MY LADY NICOTINE

James Matthew Barrie, Editions Attila, 2008


Je suis un fétichiste du livre, un maniaque de la forme, toujours prêt à trouver des excuses à un texte médiocre à partir du moment où il est bien imprimé, proprement enchâssé dans un volume somptueux ou dans une revue soignée ; toujours agacé, à l’inverse, comme il se doit, de tomber sur un grand texte maltraité par quelques goujats d’éditeurs qui ne savent pas faire la différence entre une œuvre majeure et un prospectus publicitaire – je tairai les noms
J’aime que les livres aient une âme, indépendamment de ce que peut être leur contenu j’aime les soupeser, les sentir, tâter le grain de leur couverture, tester la souplesse du papier.
Il y a même des jours où je me demande si je n’aime pas plus les livres que la lecture... Cette dernière question perd bien évidemment tout son sens lorsque le hasard me met entre les mains un livre qui allie à la fois la magnificence du fond et élégance de la forme.
Connaissant déjà un peu le travail des éditions Attila – notamment par le biais de leur superbe réédition d’Ascension de Ludwig Hohl – je ne nourrissais guère d’inquiétude quant à la qualité du traitement qu’elles allaient réserver à cette reprise de My Lady Nicotine, texte plutôt méconnu de James M. Barrie, qui est également le créateur du – pour le coup – très célèbre Peter Pan. Et il faut bien admettre que c’est du bel ouvrage : typographie soignée, lettrines sympathiques, mise en page originale, illustrations parfaitement adaptées signées Quentin Faucompré, tout est un régal pour les yeux.
C’est donc déjà aux trois quarts conquis que j’ai entamé ma lecture et que je me suis plongé dans les confidences du narrateur qui, fumeur repenti, nous dépeint, en une trentaine de tableaux, quelques uns de ses meilleurs souvenirs d’amoureux du tabac. Toutes les scénettes, qui s’enchaînent sans suite véritable, ont pour héros une poignée de célibataires endurcis, tous amateurs passionnés d’un même tabac : l’Arcadie, et sont pour l’auteur d’excellents prétextes pour se laisser emporter dans des délires d’un loufoque des plus british. Amours impossibles ou diantrement compliquées, histoires de revenants, de petits chanteurs de Noël gentiment trucidés, fin tragique d’un chrysanthème, mésaventures métaphysiques d’une blague à tabac ou destin improbable d’un morceau de papier abandonné aux vents, James M. Barrie nous balade au gré de ses humeurs, sans jamais se départir de sa raideur naturelle et de son impeccable sens... du non-sens !
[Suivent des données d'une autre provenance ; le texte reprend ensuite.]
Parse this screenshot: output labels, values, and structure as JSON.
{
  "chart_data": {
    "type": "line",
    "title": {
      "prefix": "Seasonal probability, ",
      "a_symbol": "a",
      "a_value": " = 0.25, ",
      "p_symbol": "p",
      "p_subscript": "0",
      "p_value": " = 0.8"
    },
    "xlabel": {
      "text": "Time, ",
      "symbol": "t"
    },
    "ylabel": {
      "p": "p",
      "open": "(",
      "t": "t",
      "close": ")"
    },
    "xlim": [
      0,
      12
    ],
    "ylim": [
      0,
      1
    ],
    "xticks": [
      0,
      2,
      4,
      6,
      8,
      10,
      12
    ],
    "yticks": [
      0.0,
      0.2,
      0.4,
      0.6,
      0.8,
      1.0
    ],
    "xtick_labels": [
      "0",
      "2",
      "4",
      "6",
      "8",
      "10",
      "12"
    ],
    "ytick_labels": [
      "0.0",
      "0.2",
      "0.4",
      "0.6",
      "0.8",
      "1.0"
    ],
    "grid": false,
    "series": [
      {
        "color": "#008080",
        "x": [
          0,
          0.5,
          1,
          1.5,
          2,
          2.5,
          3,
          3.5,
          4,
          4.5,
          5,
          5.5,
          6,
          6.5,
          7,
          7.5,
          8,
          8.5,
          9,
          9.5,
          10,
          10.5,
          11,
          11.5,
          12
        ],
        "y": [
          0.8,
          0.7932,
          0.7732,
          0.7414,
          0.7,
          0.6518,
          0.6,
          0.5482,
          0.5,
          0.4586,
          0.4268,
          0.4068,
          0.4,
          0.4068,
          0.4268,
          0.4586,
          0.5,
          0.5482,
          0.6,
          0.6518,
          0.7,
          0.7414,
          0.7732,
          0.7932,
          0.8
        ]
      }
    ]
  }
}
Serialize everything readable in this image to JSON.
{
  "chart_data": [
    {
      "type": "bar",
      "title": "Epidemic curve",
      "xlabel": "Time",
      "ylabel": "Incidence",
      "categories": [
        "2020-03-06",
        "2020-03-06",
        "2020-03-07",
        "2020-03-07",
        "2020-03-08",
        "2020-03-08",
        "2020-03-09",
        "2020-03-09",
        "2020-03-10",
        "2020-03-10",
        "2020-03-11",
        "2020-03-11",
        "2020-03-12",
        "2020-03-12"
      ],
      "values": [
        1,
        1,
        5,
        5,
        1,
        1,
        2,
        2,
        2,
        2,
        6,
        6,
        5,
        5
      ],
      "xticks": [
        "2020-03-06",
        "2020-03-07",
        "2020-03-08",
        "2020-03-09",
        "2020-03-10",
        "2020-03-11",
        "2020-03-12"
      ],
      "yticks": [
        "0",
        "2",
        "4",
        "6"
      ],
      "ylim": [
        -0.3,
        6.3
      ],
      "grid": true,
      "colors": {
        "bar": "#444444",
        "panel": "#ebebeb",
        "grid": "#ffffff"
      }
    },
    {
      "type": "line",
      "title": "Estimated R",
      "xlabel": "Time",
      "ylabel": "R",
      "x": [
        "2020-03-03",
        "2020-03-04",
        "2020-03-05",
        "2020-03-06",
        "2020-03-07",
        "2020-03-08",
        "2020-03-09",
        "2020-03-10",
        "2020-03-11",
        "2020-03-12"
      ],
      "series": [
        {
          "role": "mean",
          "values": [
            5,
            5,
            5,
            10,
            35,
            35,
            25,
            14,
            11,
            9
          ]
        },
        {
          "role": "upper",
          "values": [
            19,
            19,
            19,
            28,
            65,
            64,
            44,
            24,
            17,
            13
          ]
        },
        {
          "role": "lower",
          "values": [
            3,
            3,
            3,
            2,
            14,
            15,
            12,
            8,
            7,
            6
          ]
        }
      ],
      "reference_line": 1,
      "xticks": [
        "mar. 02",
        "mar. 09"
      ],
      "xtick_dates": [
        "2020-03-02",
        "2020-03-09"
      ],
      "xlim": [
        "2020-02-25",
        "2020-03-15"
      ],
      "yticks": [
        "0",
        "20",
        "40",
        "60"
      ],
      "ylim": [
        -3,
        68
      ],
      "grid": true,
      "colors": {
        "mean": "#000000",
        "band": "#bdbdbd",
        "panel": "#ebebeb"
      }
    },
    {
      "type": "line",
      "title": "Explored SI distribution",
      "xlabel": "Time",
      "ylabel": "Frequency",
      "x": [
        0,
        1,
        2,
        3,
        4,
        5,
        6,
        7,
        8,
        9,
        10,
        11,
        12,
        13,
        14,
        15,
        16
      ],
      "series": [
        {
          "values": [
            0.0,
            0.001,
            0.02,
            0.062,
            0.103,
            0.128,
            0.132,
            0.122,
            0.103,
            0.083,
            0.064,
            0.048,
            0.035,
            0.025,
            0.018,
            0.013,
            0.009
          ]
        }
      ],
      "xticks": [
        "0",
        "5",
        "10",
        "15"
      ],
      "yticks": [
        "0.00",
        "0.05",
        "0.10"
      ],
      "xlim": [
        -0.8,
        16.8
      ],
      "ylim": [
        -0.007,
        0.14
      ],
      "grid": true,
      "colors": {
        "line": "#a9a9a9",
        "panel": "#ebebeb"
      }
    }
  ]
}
My lady Nicotine se lit avec d’autant plus de plaisir que le contexte de chasse aux sorcières qui constitue aujourd’hui le quotidien des rares fumeurs qui ont encore le courage de le rester accroît encore sa dimension subversive. Ce qui n’aurait sans doute pas déplu à son auteur !
Un très beau livre donc, dans tous les sens du terme, qui ne pourra que faire le bonheur de tous ceux qui veulent encore croire qu’édition ne rime pas forcément avec produit de consommation et que les amateurs – là encore dans les deux sens du terme – de livres (ou de tabac !) ont encore de beaux jours devant eux.